We see them everywhere – zero interest, zero down for 12 months. Is it appealing? Absolutely. Is it a scam? Yes. Should you do it? Maybe. Zero interest programs, also called Deferred Interest Programs, are great marketing tools for stores that sell big box items such as washing machines, refrigerators, and so on. Most people will want to purchase those items on their credit cards, even if they are paying off the credit card at the end of the month. There are benefits to using a zero interest offer if you can remain disciplined about it.

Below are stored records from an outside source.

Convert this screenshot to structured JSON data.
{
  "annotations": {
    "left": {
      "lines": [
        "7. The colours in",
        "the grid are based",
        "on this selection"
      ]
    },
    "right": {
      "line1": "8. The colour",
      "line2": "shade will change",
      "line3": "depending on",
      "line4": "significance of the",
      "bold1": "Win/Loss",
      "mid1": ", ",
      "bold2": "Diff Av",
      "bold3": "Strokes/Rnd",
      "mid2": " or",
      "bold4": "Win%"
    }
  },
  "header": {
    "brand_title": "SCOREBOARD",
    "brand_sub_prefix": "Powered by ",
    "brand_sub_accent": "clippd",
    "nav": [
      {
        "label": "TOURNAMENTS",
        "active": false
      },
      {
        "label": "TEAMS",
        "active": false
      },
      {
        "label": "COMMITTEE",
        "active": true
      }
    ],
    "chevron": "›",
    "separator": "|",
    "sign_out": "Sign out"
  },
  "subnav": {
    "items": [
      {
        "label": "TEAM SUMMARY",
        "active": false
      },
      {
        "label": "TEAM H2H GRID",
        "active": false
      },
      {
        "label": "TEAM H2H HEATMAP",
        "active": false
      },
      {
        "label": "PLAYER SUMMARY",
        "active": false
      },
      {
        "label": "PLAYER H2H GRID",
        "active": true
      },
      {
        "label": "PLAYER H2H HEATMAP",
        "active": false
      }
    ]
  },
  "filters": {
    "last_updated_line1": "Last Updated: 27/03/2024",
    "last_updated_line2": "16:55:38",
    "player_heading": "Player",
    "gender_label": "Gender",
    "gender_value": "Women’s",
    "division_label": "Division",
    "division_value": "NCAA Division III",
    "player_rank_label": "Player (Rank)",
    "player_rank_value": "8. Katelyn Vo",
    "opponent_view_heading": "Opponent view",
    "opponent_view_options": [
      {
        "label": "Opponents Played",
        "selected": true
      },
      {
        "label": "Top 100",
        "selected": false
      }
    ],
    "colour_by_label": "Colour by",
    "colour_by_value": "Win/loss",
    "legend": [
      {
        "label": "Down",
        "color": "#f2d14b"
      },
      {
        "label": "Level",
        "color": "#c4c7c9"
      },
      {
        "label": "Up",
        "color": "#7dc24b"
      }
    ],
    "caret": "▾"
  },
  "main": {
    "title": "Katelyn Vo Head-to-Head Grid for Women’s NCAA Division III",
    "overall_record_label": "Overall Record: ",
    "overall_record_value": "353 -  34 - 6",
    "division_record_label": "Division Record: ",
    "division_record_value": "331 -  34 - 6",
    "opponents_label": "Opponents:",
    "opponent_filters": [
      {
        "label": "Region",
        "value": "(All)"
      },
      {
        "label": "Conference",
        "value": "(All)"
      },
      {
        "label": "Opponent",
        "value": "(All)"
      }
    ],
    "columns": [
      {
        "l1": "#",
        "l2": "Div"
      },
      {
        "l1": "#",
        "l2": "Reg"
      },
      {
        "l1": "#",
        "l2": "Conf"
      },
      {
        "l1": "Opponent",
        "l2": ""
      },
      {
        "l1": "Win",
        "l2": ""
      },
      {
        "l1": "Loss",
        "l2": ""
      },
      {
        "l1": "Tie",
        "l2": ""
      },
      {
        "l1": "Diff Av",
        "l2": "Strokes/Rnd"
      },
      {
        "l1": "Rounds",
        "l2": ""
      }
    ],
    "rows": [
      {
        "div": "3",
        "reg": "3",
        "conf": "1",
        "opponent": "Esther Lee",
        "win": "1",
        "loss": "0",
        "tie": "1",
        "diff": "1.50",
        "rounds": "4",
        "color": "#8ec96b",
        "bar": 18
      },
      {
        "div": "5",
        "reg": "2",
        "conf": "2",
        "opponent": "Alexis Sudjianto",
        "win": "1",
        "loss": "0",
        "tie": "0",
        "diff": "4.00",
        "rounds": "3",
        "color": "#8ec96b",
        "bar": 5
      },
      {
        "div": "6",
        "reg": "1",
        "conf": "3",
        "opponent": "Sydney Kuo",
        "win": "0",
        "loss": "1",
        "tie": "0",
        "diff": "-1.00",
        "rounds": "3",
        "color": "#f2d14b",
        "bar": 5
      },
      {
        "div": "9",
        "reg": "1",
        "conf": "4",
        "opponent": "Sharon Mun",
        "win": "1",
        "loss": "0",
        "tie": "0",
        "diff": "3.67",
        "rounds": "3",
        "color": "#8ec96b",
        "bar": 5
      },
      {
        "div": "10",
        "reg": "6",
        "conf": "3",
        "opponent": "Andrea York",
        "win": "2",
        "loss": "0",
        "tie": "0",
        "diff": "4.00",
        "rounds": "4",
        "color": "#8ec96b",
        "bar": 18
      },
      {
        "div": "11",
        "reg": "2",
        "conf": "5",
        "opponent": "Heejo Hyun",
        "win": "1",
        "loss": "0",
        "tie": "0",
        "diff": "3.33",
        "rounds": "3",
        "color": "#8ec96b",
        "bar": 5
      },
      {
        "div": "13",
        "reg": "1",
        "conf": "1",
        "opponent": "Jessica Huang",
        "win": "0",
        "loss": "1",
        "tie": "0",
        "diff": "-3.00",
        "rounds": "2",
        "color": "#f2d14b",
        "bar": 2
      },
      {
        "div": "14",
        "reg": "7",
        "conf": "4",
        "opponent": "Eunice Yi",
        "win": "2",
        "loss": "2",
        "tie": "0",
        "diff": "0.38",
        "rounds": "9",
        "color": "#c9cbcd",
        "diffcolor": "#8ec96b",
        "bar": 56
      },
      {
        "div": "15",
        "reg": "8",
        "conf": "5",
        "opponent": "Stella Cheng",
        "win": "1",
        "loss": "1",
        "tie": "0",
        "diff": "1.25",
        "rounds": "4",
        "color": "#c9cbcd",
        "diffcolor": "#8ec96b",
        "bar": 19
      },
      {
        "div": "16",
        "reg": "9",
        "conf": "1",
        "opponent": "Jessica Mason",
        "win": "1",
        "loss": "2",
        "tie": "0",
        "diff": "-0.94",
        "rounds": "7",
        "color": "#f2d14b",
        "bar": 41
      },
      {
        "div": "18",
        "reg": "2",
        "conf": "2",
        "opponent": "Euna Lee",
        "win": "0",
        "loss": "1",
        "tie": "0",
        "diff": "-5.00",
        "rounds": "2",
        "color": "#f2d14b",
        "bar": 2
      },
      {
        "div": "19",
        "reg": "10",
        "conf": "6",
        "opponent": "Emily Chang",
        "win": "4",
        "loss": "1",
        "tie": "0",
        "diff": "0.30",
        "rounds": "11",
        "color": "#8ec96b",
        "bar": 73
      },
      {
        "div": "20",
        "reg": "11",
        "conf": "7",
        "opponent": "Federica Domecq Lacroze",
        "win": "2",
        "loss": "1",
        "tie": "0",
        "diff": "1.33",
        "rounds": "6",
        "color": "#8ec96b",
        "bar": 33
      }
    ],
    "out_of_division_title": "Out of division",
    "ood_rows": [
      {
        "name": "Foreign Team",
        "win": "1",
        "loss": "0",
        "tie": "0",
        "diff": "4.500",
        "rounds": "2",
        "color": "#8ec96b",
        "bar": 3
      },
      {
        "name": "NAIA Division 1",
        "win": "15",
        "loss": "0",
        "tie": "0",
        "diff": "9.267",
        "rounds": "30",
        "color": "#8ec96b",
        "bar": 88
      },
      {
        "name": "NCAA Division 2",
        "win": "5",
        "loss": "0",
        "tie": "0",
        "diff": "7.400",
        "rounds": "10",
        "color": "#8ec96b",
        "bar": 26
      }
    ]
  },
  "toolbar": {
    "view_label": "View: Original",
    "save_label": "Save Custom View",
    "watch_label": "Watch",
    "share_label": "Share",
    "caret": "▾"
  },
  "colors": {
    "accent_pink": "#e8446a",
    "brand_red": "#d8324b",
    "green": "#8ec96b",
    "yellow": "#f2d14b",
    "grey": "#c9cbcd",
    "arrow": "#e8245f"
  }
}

How Deferred Interest Programs Work
Let’s say you want a new washer and dryer. You head down to Best Buy and they have a great zero interest program for 12 months. You purchase a washer and dryer for a total of $1,000 using Best Buy store credit. They front you the $1,000 at zero interest for the next 12 months. Recall how the time value of money works. $1,000 can buy less 12 months from now than it can buy today, interest is charged so that the lender receives the same value of the money. In this example, Best Buy charges 20% interest on purchases. Over the next 12 months Best Buy will not charge you interest on the $1,000 as long as you make the minimum payments. Essentially, Best Buy is loaning you money for free. Seems crazy right? Nope. They are betting you won’t pay off the balance, therefore at the end of 12 months they will add the entire 12 months of interest to your balance. Also, the minimum payment is less than you would need in order to pay off the $1,000 in 12 months. The minimum payment Best Buy wants is $25 but to pay off $1,000 in a year interest free you would need to make payments of $84 per month.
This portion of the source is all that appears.